Some of the most important concepts are defined as the following:

  • Prevention refers to the need to primarily focus on the prevention of socials risks and the realization of their consequences, which will prevent the progression and accumulation of the problems, and overall, make solving them more time- and resource-efficient.
  • Shared responsibility means that the person themselves and their family bear primary responsibility for securing their welfare, coping, and a decent life. State and local authorities provide support in situations where a person or a family is not able to secure their livelihood on their own. The provision of help is also based on the shared responsibility principle, as it encourages people’s self-responsibility and prevents learned helplessness and dependency on help.
  • Ensuring human dignity is the central objective for the protection of social rights. Thereby, human dignity means both a decent treatment and a decent life.

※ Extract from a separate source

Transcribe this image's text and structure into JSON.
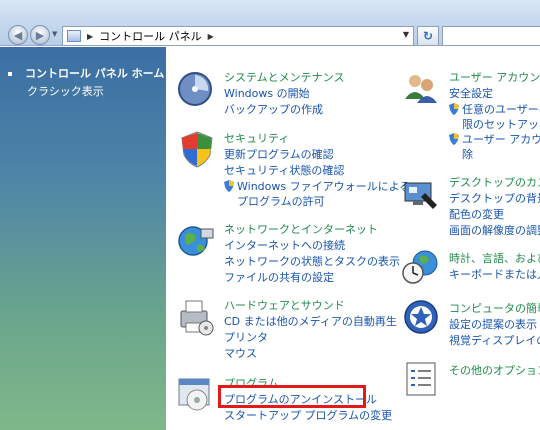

  • A comprehensive approach to human needs means that a person’s needs are assessed as comprehensively as possible and the assessment is used in designing and implementing the measures by combining and connecting, if necessary, benefits, grants, and services.
  • Equal treatment is based on the idea of equality among people and the prohibition of discrimination as the central principle of a social state, which must be taken into account in granting rights, their implementation, and the creation of equal opportunities. The principle of equal treatment means considering the needs of all people, not the uniform treatment of all people.